Sedona’s other top-class lodgings can be found at L’Auberge Sedona near downtown. You can choose the romantic Creekside cottages nestled in a small canyon, where the merry sounds of Oak Creek serenade you, or new Red Rock View cottages, which perch high on the hillside affording sublime views of the red rocks. Dining at the award-winning L’Auberge Restaurant on Oak Creek is a treat unto itself. Lobster bisque, grilled filet mignon, and sinfully good flourless chocolate cake rounded out my indulgent dinner followed by a walk along the whispering creek. In this romantic haven, I discovered I missed my husband again and began planning a return trip one day to experience Sedona together.
One afternoon I jumped aboard a Pink Jeep and commenced to explore Diamondback Gulch, a desert landscape full of jaw-clenching rock climbs, bumpy plunges, and lots of blue sky and desert flora and fauna. We picnicked on blankets in the middle of nowhere, and thoughts of life in the fast lane were replaced with quiet reflections of whether where you live influences who you become. Many people travel to Sedona seeking life-changing experiences, and while some may succeed in their quest, I prefer to think that we carry the capacity for change with us wherever we go.

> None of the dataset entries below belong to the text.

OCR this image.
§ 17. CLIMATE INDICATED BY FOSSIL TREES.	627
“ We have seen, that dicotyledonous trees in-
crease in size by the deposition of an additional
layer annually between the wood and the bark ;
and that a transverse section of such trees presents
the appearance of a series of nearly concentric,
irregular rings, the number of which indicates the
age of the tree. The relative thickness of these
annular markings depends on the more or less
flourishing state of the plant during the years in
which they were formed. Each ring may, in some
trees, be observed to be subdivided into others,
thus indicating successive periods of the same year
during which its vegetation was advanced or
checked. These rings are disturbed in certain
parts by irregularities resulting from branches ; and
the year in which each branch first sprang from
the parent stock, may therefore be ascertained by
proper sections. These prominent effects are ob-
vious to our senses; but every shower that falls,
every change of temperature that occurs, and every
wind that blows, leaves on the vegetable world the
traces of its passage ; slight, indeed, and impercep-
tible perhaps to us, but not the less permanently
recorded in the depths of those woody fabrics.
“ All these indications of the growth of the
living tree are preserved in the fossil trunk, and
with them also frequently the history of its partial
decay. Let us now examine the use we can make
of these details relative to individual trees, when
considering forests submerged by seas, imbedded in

My feelings of contentment and the sense that I was discovering new vistas—both within and without—culminated in my spa treatment at Mii amo, Enchantment’s destination spa. There I experienced a heavenly Sedona Clay Wrap, one of many therapeutic treatments offered at this state-of-the-art spa. After a soft exfoliation, my therapist gently applied the mineral-rich Sedona clay, known for its detoxifying and anti-inflammatory properties, enhanced by the addition of cocoa powder, which lent a lovely smell to the experience. After being wrapped loosely in a warm cocoon, I showered off the mud and then enjoyed an amazing massage. Using an herb-infused lotion, my therapist intuitively manipulated the parts of my body that seemed to need her touch most—truly a transcendent experience. When my treatment ended, I felt like a new person. It was as if the essence of Sedona has seeped into my soul somehow, and I could only hope it would lodge there forever.